Evladının durumunun git gide kötüleştiğini fark edince hastaneye götürdüğünü söz eden Yasemin Şahin, “Doktora, ‘Enes’in okuması, yazması gitti. Düşüp kalkıyor’ dedim. Enes’e hareket yaptırdı fakat benim oğlum yapamadı. EEG’si ve MR’ı çekildi. Herkesin EGG evrakı küçüktü, bizim belgemiz çok kalındı. Hekim bana ivedilikle Umuttepe Hastanesine gitmemi söyledi. Oraya gittim, belinden su aldılar. Doktora, ‘ne yapacağız?’ dedim. ‘Hastalığın ne olduğunu biliyor musun?’ dedi. ‘İnternetten öğrendim’ dedim. ‘İyi o vakit, Allah yardımcın olsun. Git konutuna çocuğuna güzelce bak’ dedi. Bende uygun hoş baktım lakin şubat, mart derken benim oğlum nisan ayında ‘boğazım ağrıyor’ dedi. Hastalıkla ilgili bir şey bilmiyordum, internetten okuduğumla biliyordum. Sıhhat ocağına götürdük, Enes enfeksiyon kapmış. Daha sonra bir baktım çocuğum yürüyemiyor, konuşamıyor, o denli boş boş bakıyor” diye konuştu.
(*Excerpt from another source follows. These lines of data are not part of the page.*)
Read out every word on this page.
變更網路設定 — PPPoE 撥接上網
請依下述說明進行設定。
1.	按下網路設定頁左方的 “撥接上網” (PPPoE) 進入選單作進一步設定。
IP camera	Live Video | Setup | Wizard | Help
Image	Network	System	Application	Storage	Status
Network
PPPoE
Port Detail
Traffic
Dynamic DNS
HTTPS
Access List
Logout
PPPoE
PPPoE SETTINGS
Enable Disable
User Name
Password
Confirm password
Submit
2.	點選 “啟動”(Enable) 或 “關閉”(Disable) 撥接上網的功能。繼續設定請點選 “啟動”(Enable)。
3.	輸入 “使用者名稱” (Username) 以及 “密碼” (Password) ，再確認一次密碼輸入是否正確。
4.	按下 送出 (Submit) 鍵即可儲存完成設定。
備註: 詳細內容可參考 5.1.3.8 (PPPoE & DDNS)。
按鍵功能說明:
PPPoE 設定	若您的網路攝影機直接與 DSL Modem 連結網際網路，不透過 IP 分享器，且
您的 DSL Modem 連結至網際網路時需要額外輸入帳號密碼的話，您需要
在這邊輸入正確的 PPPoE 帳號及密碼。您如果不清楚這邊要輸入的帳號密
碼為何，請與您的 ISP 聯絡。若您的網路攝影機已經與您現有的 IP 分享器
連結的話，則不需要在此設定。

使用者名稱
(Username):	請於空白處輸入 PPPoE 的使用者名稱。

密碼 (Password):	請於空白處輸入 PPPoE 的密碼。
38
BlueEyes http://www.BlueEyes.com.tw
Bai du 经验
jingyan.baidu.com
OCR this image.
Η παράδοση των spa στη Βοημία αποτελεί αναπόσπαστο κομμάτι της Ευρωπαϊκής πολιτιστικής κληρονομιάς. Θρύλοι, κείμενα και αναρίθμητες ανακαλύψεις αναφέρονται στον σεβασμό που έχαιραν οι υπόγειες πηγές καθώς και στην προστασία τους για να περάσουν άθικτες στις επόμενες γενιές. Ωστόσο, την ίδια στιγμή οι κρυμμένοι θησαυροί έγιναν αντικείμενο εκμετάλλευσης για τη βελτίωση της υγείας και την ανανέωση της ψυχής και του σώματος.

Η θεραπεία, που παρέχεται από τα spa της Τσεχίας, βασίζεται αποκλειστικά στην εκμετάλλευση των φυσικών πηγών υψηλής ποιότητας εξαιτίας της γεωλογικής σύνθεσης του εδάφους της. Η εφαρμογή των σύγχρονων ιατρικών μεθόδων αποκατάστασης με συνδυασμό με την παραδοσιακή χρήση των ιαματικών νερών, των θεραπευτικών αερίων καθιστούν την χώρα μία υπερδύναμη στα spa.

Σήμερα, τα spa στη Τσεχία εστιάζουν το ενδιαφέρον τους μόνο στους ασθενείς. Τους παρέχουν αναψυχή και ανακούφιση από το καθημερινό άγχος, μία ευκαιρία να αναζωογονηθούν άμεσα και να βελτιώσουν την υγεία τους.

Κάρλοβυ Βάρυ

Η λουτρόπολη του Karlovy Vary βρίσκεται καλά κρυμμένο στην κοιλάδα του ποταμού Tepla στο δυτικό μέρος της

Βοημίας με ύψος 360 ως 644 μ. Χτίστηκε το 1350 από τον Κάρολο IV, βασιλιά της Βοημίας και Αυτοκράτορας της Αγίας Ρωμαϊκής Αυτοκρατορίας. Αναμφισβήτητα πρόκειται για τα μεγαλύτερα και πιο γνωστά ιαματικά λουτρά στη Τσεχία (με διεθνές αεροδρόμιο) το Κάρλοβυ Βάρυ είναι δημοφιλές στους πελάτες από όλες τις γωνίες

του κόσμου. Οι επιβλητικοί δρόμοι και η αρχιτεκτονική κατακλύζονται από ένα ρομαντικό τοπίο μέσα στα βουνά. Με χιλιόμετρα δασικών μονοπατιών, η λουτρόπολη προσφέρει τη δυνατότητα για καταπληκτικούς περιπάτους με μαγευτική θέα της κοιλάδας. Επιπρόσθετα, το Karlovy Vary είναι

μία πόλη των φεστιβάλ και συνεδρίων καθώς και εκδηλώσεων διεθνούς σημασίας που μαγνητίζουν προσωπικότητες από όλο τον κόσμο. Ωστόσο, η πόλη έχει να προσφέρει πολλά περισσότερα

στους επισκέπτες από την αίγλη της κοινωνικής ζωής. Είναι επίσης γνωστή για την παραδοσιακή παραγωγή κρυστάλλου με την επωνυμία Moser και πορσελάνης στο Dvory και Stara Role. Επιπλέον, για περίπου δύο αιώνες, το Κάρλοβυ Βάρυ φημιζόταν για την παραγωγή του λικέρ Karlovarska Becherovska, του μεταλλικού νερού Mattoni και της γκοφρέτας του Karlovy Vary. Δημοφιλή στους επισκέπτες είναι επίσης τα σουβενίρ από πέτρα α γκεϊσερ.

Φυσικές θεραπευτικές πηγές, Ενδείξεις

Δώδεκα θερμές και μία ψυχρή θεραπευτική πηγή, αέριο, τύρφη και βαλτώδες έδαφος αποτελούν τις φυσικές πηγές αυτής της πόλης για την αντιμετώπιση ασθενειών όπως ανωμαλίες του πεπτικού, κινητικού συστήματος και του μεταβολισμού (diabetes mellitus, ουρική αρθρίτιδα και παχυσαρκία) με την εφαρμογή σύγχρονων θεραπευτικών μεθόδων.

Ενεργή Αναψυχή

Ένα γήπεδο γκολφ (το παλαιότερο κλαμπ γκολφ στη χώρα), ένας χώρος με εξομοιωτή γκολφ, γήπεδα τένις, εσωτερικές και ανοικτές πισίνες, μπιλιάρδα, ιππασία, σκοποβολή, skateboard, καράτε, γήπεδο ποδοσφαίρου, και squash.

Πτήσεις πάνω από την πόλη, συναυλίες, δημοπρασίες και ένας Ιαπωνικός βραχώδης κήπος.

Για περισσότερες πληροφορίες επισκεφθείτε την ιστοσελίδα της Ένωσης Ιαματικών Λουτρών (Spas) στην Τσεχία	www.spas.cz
“Derdini ağlayarak anlatıyor”
Enes’in büsbütün yatağa bağımlı ve bakıma muhtaç olduğunun altını çizen anne Yasemin Şahin, “Ne gözü görüyor, ne bir yansısı var. Reaksiyon yok. Yalnızca duyuyor, gülebilirse gülüyor. Sıkıntısını ağlayarak anlatıyor. Hiçbir hareketi yok. Biz yaptırıyoruz. Altını ben alıyorum, yemeklerini ben yedirmeye çalışıyorum” halinde konuştu.
“Hayaller varken bu türlü bir yıkım olmadı”
Tüm hayallerinin yıkıldığını tabir eden Şahin, “Planlarımız vardı. ‘Boylu poslu olacaksın’ derdim. Enes arkadaşlarından uzundu. ‘Oğlum senden çok hoş komanda olur, birlikte şunu yaparız’ diye hoş şeyler konuşurduk. Hatta bana, ‘Anne ben büyüyeyim, adam olayım sana kocaman yolcu arabası alacağım. Hepinizi içine doldurup, Karasu’ya denize, pikniğe gideceğiz’ kaygısı. Bende, ‘Tamam oğlum gideriz’ derdim. Birden bu türlü bir yıkım olmadı” sözlerini kullandı.
Hastalığa deva bulmak için yardım istedi
Baba Hüseyin Şahin ise oğlunun 9 yıldır hastalıkla uğraş ettiğini ve yüzde 98 engelli olduğunu belirterek, hastalığın devasının bulunmasını talep etti.